What Does It Mean to Appoint a Corporate Trustee in a Family Trust?


Many people establish trust structures as a mechanism for control, asset protection, and tax minimisation.

In setting up a trust, a person known as a ‘settlor’ appoints an individual or a company as the trustee of a trust.

In a broad sense, the trustee is the ‘brains’ of the trust and central to functions of control.

Individuals are often appointed as a trustee to minimise the procedural aspect and ‘save costs’ on a short-term basis while still establishing a mechanism of protection.

Although there are many benefits of appointing an individual as the trustee, the appointment of a corporate trustee provides an additional layer of protection that an individual in its capacity as trustee cannot provide.

A corporate trustee is a proprietary limited company appointed as the trustee, and, as its own separate legal entity, controls the trust.

As the trustee is personally liable for the trust’s liabilities, it is common for the trustee appointed to be a shell corporation with no, or minimal, assets.

So what are the advantages of appointing a corporate trustee in a discretionary (family) trust?


Limited Liability


Companies have the benefit of limited liability.

Consequently, if a corporate trustee suffers any liability, the individual directors will not suffer personal liability (other than in exceptional circumstances).

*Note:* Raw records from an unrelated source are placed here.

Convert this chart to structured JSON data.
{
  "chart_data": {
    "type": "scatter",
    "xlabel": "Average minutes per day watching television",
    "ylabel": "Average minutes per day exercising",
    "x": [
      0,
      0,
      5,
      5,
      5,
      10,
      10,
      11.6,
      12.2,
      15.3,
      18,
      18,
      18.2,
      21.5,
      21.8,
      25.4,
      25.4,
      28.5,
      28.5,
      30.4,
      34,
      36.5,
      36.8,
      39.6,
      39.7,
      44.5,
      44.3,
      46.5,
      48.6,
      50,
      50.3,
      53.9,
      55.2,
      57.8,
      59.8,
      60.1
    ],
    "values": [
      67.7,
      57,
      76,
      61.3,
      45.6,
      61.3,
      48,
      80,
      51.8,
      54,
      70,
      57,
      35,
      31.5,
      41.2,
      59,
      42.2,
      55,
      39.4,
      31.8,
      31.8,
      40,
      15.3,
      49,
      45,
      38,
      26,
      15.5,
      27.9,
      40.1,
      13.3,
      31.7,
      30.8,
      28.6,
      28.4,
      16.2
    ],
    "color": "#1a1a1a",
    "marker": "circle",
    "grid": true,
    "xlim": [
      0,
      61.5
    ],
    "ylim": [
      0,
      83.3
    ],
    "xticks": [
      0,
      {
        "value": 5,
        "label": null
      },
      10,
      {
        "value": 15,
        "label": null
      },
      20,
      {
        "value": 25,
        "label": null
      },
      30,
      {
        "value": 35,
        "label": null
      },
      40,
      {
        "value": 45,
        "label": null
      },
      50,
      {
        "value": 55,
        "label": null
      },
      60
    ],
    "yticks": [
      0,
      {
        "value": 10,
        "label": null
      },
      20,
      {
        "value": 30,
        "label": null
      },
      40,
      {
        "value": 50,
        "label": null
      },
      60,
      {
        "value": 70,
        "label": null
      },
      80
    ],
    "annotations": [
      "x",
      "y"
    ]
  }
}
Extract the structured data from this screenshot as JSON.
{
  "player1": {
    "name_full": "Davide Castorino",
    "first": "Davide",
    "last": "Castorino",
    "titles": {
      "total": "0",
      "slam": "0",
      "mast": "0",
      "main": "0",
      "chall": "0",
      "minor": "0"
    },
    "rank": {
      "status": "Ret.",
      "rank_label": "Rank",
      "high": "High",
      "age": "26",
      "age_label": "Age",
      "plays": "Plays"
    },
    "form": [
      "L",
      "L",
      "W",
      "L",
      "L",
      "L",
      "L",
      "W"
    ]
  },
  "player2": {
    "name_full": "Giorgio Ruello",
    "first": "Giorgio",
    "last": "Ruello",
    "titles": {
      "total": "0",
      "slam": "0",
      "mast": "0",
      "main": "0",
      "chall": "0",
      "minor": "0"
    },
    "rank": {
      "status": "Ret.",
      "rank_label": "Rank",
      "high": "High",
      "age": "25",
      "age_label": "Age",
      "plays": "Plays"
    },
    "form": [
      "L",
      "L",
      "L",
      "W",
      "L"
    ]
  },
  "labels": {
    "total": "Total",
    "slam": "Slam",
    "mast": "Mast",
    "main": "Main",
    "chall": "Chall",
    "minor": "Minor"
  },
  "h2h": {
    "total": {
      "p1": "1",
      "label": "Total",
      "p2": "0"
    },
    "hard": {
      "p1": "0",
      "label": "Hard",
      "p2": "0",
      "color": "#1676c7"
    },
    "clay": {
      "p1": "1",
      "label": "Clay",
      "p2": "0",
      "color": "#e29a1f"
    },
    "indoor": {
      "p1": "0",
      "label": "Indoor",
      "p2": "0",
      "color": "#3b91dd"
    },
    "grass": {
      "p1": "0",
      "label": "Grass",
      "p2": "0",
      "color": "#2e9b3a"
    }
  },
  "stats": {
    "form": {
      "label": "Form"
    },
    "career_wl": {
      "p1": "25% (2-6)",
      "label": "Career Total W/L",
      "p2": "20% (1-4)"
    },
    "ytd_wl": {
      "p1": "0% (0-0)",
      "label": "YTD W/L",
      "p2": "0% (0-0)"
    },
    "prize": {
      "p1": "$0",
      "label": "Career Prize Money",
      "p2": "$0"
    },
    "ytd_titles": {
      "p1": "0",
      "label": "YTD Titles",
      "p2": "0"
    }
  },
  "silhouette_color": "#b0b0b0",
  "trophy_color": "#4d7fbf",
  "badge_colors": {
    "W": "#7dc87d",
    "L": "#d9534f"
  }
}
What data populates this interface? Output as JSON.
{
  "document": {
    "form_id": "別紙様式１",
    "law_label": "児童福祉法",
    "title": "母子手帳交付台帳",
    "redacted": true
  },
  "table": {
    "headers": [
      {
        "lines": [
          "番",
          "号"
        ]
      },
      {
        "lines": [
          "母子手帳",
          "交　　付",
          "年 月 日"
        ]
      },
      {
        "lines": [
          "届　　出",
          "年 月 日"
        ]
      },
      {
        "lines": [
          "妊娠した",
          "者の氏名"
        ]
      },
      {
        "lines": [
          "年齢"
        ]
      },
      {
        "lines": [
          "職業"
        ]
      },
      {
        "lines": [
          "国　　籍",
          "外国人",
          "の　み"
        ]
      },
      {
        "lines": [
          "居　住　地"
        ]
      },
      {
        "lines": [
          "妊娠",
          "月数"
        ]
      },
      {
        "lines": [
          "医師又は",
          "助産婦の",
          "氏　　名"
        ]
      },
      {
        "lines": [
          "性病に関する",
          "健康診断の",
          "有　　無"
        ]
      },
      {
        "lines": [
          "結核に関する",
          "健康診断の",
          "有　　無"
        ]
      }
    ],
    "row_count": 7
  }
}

Conversely, an individual who acts as trustee exposes their personal assets if they incur any liability as trustee of a trust


Succession Made Easy (Easier)


The only guarantee in life is passing away.

Appointing a corporate trustee provides for easy (easier) succession as a corporate trustee does not cease upon the passing of one of its directors.

Where an individual is appointed as trustee and they pass away (in particular if they are the only remaining trustee), this may cause difficulties with regards to the administration of the trust.